– Это-то и кажется мне странным.
– Почему?
– Потому что она ушла, не известив меня. Это ведь я нанял ее на работу, не вы. Почему она не обратилась ко мне за расчетом, когда вы ее уволили?
– Думаю, об этом тебе лучше спросить у нее самой.
– Это может оказаться затруднительным, поскольку никто из нас не знает, куда она ушла.
– Чего это тебя так волнует вопрос местонахождения безмозглой горничной, каких тринадцать на дюжину? – рявкнул он, теряя самоконтроль.
Я еще раз, напоказ, глотнул из фляжки.
– Нисколько не волнует.
– А. Хорошо. И зря ты ее нанял. Я же тебе говорил, никто мне не нужен. Что со мной может случиться?
– Значит, это снова я во всем виноват?
– Что? В чем ты виноват? О чем ты?
– О судьбе Беатрис. Я виноват в том, что навязал ее вам.
– Нет. Ты виноват в том, что поставил меня и себя в такое положение, когда навязывать ее мне стало необходимо. – И он улыбнулся совсем по-детски, как будто только что отмочил забавную шутку. – Ты давно уже затаил на меня обиду, Уилл Генри. Где мои лепешки? Давай их сюда, а не то я совсем рассержусь.
– Что ж, не стоит доводить до этого, правда? – Я вытащил пакет оттуда, где прятал его. Он выхватил его у меня из рук, отвратительно хихикая. Мои глаза были устремлены на подвальную дверь за его спиной.
– Это из-за нее вы навесили замок на эту дверь? – спросил я.
– Из-за нее? Из-за Беатрис, что ли? Да сколько уже можно о ней? – И он налил себе еще чаю.
– Я не о ней. Я хотел спросить…
– Я живу один, как тебе известно, – с нажимом произнес он. – Врагов у меня много, как тебе тоже, несомненно, известно…
– Кто они, Уортроп? Назовите мне их. Хотя бы одного.
Он швырнул на стол недоеденную лепешку.
– Да как ты смеешь! Я не обязан отчитываться ни перед тобой, ни перед кем бы то ни было! Все, что я делаю, и чего не делаю, – это мое дело, и только мое! Мне не нужна ее компания, как не нужна и твоя, – ни сейчас, ни двадцать четыре года назад!
Я сунул фляжку с виски в карман и положил руки на стол.
– Что в подвале, Уортроп?
Его губы беззвучно зашевелились. Он поднял брови и посмотрел на меня снизу вверх с таким видом, словно его взгляд мог повернуть годы вспять и вернуть меня в тело одиннадцатилетнего мальчика, в котором я некогда обитал.
– Ничего, – ответил он, наконец.
– Один мудрый человек сказал мне однажды, что ложь – это худший вид глупости.

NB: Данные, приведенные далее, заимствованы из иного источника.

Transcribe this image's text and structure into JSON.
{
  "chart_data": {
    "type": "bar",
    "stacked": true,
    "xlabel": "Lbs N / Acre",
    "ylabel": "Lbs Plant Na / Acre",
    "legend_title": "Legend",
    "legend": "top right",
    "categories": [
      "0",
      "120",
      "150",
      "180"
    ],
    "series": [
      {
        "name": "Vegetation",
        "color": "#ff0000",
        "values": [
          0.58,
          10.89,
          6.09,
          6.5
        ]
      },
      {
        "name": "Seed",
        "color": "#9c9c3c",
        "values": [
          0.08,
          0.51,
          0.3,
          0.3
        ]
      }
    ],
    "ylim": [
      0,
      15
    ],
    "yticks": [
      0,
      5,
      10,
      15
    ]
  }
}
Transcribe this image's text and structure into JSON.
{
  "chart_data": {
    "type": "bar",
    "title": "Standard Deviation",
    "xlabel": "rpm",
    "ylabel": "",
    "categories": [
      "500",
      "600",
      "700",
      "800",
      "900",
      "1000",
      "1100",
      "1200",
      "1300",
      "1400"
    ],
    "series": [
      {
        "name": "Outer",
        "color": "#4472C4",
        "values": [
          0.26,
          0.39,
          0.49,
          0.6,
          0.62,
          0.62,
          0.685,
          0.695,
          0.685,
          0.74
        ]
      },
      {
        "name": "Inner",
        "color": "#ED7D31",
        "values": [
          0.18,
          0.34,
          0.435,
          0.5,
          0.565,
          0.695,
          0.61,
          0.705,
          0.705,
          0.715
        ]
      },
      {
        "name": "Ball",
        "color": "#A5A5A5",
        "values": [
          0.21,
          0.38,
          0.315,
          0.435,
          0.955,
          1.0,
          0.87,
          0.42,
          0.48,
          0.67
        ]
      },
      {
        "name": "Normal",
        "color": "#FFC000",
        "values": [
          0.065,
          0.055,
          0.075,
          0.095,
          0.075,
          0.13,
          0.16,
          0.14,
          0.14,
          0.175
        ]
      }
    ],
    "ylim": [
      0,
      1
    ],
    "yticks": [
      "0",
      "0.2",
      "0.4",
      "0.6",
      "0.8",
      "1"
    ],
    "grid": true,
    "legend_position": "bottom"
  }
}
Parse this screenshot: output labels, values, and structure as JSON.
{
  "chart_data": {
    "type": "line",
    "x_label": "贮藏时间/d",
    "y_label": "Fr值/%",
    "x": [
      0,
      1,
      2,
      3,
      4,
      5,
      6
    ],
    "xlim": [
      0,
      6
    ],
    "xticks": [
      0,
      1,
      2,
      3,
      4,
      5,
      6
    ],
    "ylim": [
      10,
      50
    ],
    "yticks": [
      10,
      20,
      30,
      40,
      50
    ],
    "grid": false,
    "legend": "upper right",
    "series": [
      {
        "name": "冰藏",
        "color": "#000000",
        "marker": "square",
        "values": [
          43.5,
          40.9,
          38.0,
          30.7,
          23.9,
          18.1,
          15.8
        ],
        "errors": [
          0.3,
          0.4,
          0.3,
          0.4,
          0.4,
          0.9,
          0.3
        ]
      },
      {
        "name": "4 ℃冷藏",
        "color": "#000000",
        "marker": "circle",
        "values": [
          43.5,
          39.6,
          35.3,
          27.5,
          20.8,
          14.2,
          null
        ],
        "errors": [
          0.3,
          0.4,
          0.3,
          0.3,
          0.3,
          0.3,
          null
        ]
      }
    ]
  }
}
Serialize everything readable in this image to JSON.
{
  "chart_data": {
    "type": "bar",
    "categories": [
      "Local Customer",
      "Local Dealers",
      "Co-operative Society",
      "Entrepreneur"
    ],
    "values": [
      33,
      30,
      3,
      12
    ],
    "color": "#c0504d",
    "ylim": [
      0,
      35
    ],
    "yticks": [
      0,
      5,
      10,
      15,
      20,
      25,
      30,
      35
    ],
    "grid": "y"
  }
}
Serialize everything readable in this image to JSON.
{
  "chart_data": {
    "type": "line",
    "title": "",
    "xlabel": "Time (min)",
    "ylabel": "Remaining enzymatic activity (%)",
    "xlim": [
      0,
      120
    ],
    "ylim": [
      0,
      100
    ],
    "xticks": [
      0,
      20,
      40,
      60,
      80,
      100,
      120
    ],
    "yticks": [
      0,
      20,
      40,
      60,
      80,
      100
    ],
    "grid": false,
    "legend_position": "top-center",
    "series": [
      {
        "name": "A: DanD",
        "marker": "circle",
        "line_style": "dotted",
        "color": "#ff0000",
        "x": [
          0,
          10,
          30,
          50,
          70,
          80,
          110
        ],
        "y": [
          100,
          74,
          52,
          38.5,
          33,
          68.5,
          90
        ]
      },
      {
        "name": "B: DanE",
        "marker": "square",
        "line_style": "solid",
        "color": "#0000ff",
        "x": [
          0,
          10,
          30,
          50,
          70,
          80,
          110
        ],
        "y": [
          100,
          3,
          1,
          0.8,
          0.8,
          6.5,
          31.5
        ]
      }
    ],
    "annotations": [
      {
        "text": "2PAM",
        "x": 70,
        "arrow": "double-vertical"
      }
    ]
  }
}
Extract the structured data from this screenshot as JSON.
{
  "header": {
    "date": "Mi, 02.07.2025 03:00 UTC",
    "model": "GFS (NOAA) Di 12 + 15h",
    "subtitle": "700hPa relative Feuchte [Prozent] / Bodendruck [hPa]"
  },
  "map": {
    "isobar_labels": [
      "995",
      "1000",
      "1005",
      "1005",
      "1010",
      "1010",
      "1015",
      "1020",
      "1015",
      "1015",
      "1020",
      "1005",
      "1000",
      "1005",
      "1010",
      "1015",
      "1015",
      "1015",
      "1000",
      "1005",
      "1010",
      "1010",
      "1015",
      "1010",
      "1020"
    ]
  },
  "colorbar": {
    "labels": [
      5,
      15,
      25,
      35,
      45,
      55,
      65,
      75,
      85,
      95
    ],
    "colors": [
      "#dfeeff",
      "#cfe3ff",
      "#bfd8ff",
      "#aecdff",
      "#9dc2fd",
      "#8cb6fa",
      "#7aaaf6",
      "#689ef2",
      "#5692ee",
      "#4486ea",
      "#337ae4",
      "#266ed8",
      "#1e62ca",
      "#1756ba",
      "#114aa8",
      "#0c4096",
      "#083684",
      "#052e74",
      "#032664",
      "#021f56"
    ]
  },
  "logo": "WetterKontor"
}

– А люди глупы. Конец силлогизма.
– Я же все равно узнаю. Лучше скажите сразу.
– Зачем мне говорить тебе то, что ты и так знаешь?
– Я знаю, что там что-то есть; но не знаю, что именно.
– Вот как? Тогда вы не слишком преуспели в вашем образовании, мистер Генри.
– Труд всей вашей жизни, как вы выражаетесь, но за многие годы вы имели дело со многими вещами, и под конец они пожрали вас совсем. Впрочем, не только вас.
– Да. – Он серьезно кивнул, и я заметил в его глазах тень страха. – Я оставил за собой немало жертв – больше, чем другие, но наверняка меньше, чем ты.
– Сейчас не о моих жертвах речь, доктор. – Я взял нож, который лежал на столе у него под рукой, и стал вычищать им грязь из-под ногтей. Он поморщился, как будто еле слышный скрежет действовал ему на нервы.
– Беатрис бросила меня, – прошептал он.
– Беатрис? При чем тут она? Мы ведь говорим о ваших жертвах.
– О, да что ты вообще знаешь?
– Я знаю про ягнят, – сказал я. – А еще я знаю, что вы разрубили ее на куски и засунули в мусорный бак. Знаю, что и то, и другое имеет какое-то отношение к замку на этой двери и к вашему удручающему состоянию – и еще я знаю, что вы покажете мне, что там, за этой дверью: и потому, что вас так и подмывает это сделать, и потому, что вы знаете, откуда вам ждать спасения. Всегда знали.